Dans les années 1990, la communauté des Frères de Saint-Jean avait un prieuré aux Pays-Bas, dans la ville d’Enschede, dépendant du diocèse d’Utrecht. A la tête de ce diocèse se trouvait alors, comme archevêque, le cardinal Adrianus Simonis. Au début de l’année 2000, Mgr Simonis renvoyait de son diocèse deux Frères de Saint-Jean, tous les deux prêtres, l’un prieur du prieuré d’Enschede, l’autre qui occupait une fonction de curé. Lors de ce renvoi, Mgr Simonis faisait parvenir une lettre manuscrite en français (Mgr Simonis manie parfaitement la langue de Molière) de quatre pages (dont nous reproduisons un extrait, voir page 5) au Père Marie Dominique Philippe, fondateur et prieur général de la communauté Saint-Jean. A propos du Frère Marie-Geoffroy, prieur d’Enschede, Mgr Simonis écrivait ceci : « Il ne peut pas revenir aux Pays-Bas et je dois lui retirer la juridiction pour le diocèse. J’ai demandé qu’il suive une thérapie : y-a-t-il des résultats ? Lesquels ? Quels signes de repentir a-t-il manifesté ? Y a-t-il de sa part une prise de conscience ? Des responsables d’organisations de jeunes des Pays-Bas ont menacé de faire éclater le scandale s’ils rencontraient le Père Marie-Geoffroy à Rome avec des jeunes. Les rumeurs selon lesquelles le Père Marie-Geoffroy participerait aux Journées mondiales de la jeunesse à Rome en août 2000 sont-elles fondées ? Qu’a fait la congrégation pour aider les victimes, les paroissiens et les frères ? » Indésirable aux Pays-Bas, le Frère Marie-Geoffroy s’était donc retrouvé en France au prieuré de Rimont, maison mère de la communauté, dans un premier temps. Puis le temps passant et l’affaire ayant pu être étouffée et semblant oubliée, il était assigné par la suite au prieuré de Saint-Germain-des-Fossés, puis en 2008 au prieuré de Murat. Les frères du prieuré de Murat l’élisaient prieur dès 2008, élection qui avait été confirmée par les prieurs généraux Jean-Pierre-Marie puis Thomas. Le Frère Marie-Geoffroy a même été récemment nommé référent pour les oblats séculiers de la famille Saint-Jean. L’affaire d’Enschede est une parfaite illustration de la manière dont les affaires de mœurs sont gérées et de la loi du silence, organisée non seulement au sein de la communauté Saint-Jean mais également au niveau de certains autres responsables religieux.

L’affaire d’Enschede

1- Le Père Marie-Dominique Philippe, fondateur de la communauté Saint-Jean, était encore prieur général en 2000. Il était bien évidemment au courant de cette affaire, de même que le vicaire pour l’Europe et le vicaire général de l’époque. Ils ont appliqué la procédure habituelle qui consistait à déplacer le frère mis en cause, et à attendre d’être sûrs que l’affaire soit bien étouffée avant de le remettre en circulation comme si rien ne s’était passé. En ce qui concerne le Père Marie-Dominique Philippe, c’est une affaire qui met à mal son image de moine-philosophe, de vieux sage détenteur de la Vérité, de « Maître des Trois Sagesses » et de « Prophète de leur Vocation Johannique », comme beaucoup le considèrent malheureusement encore dans la famille Saint-Jean.

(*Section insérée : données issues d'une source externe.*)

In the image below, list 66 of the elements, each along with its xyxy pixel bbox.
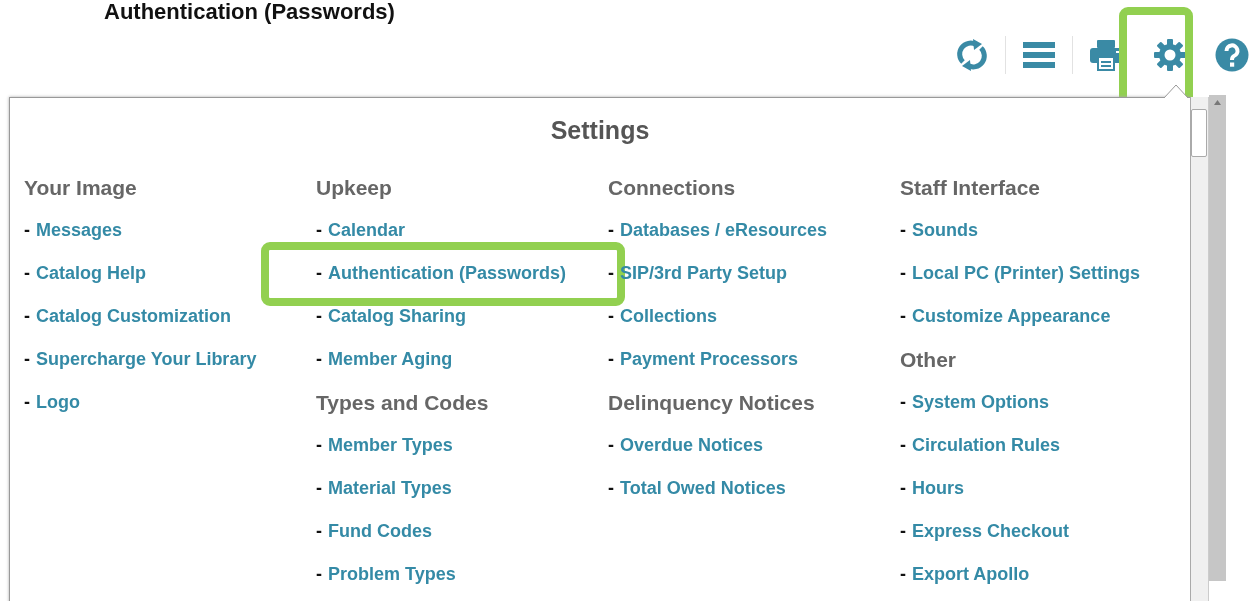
bullet-dash: - [316, 521, 322, 542]
section-heading: Connections [608, 175, 736, 200]
settings-link[interactable]: Calendar [328, 220, 406, 241]
settings-link[interactable]: Logo [36, 392, 80, 413]
bullet-dash: - [24, 349, 30, 370]
settings-link[interactable]: Total Owed Notices [620, 478, 786, 499]
settings-link[interactable]: Local PC (Printer) Settings [912, 263, 1141, 284]
settings-link[interactable]: Fund Codes [328, 521, 432, 542]
bullet-dash: - [24, 263, 30, 284]
bullet-dash: - [24, 306, 30, 327]
bullet-dash: - [608, 478, 614, 499]
settings-link[interactable]: Collections [620, 306, 717, 327]
bullet-dash: - [316, 435, 322, 456]
settings-link[interactable]: Catalog Help [36, 263, 146, 284]
settings-link[interactable]: Material Types [328, 478, 452, 499]
bullet-dash: - [900, 521, 906, 542]
bullet-dash: - [608, 349, 614, 370]
bullet-dash: - [24, 392, 30, 413]
bullet-dash: - [316, 478, 322, 499]
section-heading: Types and Codes [316, 390, 489, 415]
settings-link[interactable]: Payment Processors [620, 349, 799, 370]
settings-icon[interactable] [1153, 38, 1187, 72]
settings-link[interactable]: Member Aging [328, 349, 453, 370]
section-heading: Your Image [24, 175, 137, 200]
bullet-dash: - [900, 392, 906, 413]
settings-link[interactable]: Express Checkout [912, 521, 1070, 542]
settings-link[interactable]: Member Types [328, 435, 453, 456]
popup-title: Settings [549, 115, 651, 146]
bullet-dash: - [900, 263, 906, 284]
refresh-icon[interactable] [955, 38, 989, 72]
bullet-dash: - [24, 220, 30, 241]
help-icon[interactable] [1215, 38, 1249, 72]
scrollbar[interactable] [1190, 97, 1209, 601]
bullet-dash: - [608, 306, 614, 327]
settings-link[interactable]: Problem Types [328, 564, 456, 585]
bullet-dash: - [900, 306, 906, 327]
section-heading: Delinquency Notices [608, 390, 815, 415]
bullet-dash: - [316, 564, 322, 585]
settings-link[interactable]: Catalog Sharing [328, 306, 466, 327]
page-heading: Authentication (Passwords) [104, 0, 395, 24]
settings-link[interactable]: Databases / eResources [620, 220, 828, 241]
settings-link[interactable]: Authentication (Passwords) [328, 263, 567, 284]
bullet-dash: - [316, 220, 322, 241]
section-heading: Staff Interface [900, 175, 1041, 200]
settings-link[interactable]: Circulation Rules [912, 435, 1061, 456]
bullet-dash: - [316, 349, 322, 370]
bullet-dash: - [316, 263, 322, 284]
settings-link[interactable]: Overdue Notices [620, 435, 764, 456]
settings-link[interactable]: Sounds [912, 220, 978, 241]
settings-link[interactable]: Customize Appearance [912, 306, 1111, 327]
settings-link[interactable]: Hours [912, 478, 964, 499]
settings-link[interactable]: Supercharge Your Library [36, 349, 257, 370]
bullet-dash: - [608, 220, 614, 241]
bullet-dash: - [608, 263, 614, 284]
bullet-dash: - [900, 435, 906, 456]
bullet-dash: - [900, 478, 906, 499]
settings-link[interactable]: Messages [36, 220, 123, 241]
bullet-dash: - [900, 220, 906, 241]
settings-link[interactable]: System Options [912, 392, 1050, 413]
bullet-dash: - [900, 564, 906, 585]
section-heading: Upkeep [316, 175, 392, 200]
bullet-dash: - [608, 435, 614, 456]
bullet-dash: - [316, 306, 322, 327]
settings-link[interactable]: Export Apollo [912, 564, 1030, 585]
settings-link[interactable]: Catalog Customization [36, 306, 231, 327]
section-heading: Other [900, 347, 956, 372]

2- Pour les frères ayant occupé depuis 2000 des postes à responsabilité, les vicaires généraux et prieurs généraux étaient forcément au courant. L’exclusion du frère Marie-Geoffroy et sa réduction à l’état laïc n’ont jamais été envisagées. Le fait que cet homme puisse être toujours prêtre ne les choque nullement. Qu’il puisse occuper une fonction de prieur, qui plus est dans un prieuré qui organise des camps de jeunes à longueur d’année avec le plein accord du « Conseil du prieur général » dont le rôle est d’entériner les élections des prieurs, est une réalité qui enlève toute crédibilité et toute confiance dans cette communauté et dans ceux qui, dans l’épiscopat, s’en montrent complices en la protégeant et en la couvrant.

3- Les frères du prieuré de Murat qui ont élu puis réélu Marie-Geoffroy comme prieur ne sont pas forcément tous au courant de son passé. L’omerta est également en vigueur au sein même de la communauté.

4- Le cardinal Simonis : Le prélat a certes fait le ménage dans son diocèse, mais il est clair à la lecture complète de sa lettre, qu’il s’est avant tout préoccupé de préserver à court terme ses propres intérêts en étouffant l’affaire aux Pays-Bas et en renvoyant les frères en France tout en sachant parfaitement que ceux-ci y bénéficieraient également de la loi du silence.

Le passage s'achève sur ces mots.